Mas os tempos mudaram. Hoje os botocudos matam para se defender. A caça e a guerra dão-lhes amplamente os meios de subsistência. É unicamente como desculpa às atrocidades cometidas para com as nossas tribos que os brancos os acusam de devorar seus inimigos. É permitido destruir as onças e os guarás; mas os canibais não serão mais perigosos ainda que os animais selvagens?
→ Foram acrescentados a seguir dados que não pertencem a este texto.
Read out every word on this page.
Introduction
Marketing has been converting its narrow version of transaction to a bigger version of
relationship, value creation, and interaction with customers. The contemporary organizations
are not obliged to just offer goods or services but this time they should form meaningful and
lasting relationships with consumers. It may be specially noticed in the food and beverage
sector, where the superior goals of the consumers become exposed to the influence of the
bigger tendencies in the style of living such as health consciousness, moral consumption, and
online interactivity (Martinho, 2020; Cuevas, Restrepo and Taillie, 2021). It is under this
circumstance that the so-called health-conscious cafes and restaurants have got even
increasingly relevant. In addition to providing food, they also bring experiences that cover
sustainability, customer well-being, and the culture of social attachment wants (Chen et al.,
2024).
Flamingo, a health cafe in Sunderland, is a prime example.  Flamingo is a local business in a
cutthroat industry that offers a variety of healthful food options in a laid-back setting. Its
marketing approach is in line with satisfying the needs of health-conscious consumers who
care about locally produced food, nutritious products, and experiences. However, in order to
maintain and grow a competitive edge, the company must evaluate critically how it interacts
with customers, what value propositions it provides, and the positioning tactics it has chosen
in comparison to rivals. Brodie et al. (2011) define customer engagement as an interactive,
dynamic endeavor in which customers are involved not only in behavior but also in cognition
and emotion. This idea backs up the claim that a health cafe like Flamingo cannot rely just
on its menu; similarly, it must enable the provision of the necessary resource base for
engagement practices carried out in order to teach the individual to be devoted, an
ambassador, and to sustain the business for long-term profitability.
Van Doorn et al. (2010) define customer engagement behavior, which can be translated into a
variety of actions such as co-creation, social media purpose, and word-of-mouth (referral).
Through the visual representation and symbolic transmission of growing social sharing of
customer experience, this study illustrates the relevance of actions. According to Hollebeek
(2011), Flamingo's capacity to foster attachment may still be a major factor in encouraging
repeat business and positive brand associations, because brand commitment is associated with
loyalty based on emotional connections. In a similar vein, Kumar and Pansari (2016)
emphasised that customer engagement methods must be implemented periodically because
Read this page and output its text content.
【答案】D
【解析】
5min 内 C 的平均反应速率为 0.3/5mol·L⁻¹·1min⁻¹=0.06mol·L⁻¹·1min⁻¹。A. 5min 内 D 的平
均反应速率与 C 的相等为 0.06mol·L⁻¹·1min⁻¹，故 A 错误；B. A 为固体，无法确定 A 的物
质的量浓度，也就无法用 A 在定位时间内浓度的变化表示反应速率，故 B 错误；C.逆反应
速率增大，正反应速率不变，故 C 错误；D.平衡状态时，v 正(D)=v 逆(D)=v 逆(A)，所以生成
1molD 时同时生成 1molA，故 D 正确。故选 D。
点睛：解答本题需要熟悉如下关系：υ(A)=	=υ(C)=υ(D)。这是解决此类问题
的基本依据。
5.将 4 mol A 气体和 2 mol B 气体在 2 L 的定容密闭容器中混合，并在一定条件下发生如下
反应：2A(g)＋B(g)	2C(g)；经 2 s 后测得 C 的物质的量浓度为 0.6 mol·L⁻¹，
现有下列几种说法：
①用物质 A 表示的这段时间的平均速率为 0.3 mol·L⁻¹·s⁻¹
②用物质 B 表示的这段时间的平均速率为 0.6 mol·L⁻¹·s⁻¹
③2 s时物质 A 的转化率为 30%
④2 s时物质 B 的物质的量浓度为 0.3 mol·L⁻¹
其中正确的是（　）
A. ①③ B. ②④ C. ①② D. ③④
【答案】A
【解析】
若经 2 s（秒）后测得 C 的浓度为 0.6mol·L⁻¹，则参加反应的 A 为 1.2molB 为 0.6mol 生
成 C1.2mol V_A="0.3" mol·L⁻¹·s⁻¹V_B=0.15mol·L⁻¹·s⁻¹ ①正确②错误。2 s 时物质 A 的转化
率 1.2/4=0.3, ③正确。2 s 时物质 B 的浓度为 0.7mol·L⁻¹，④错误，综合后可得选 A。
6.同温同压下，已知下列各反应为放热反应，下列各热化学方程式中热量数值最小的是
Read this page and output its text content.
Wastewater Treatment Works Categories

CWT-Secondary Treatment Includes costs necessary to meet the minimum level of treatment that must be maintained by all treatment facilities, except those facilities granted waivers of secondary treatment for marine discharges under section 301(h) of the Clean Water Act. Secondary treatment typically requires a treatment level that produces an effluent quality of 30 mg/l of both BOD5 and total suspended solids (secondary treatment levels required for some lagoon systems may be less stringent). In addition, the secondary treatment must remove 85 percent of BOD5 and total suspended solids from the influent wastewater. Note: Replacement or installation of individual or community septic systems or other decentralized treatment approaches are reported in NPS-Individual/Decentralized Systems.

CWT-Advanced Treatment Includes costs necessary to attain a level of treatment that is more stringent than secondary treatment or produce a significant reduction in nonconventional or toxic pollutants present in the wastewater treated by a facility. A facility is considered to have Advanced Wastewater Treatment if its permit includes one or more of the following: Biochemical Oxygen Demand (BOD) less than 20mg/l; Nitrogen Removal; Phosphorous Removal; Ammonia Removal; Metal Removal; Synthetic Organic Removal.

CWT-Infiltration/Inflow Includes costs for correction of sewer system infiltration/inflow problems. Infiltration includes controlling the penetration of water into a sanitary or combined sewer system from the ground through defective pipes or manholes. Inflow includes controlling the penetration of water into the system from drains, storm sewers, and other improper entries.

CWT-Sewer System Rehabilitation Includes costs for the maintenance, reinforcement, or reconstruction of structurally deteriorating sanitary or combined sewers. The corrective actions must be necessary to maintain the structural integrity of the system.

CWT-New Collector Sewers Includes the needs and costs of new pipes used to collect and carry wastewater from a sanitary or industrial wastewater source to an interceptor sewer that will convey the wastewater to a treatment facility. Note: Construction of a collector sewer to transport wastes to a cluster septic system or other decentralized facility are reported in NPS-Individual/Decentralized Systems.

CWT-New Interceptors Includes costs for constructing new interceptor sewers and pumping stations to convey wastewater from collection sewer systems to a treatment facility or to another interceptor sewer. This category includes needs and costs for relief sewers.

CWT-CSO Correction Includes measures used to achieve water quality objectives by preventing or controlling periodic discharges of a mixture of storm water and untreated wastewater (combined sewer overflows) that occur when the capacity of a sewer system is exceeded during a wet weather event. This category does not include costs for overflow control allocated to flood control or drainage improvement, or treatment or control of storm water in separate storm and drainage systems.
É em favor desta covarde calúnia que a civilização faz, por humanidade, a caça ao homem e despovoa o sertão, rematou ele com mordaz ironia.
Depois desta declaração, um peso enorme caiu do meu peito e os meus pulmões, contraídos, dilataram-se.
O pajé procuraria dissimular o verdadeiro estado de coisas, ou a sua indignação era sincera, quando livrava as tribos da terrível acusação de que eram vítimas?
A fisionomia disforme de tio Barrigudo harmonizava-se então, é verdade, com as suas primeiras palavras, com os vibrantes protestos que acabava de formular. Mas, por outro lado, a raiva que ele nutria contra a civilização, e que mostrava sem rebuços, fazia-me acreditar na sua franqueza.
Um caráter dessa têmpera não se poderia rebaixar até a mentira. Afrontando o vencedor, não procuraria apiedá-lo.
Assim fazem os guerreiros em meio aos suplícios e em presença das hordas que lhes rasgam as carnes.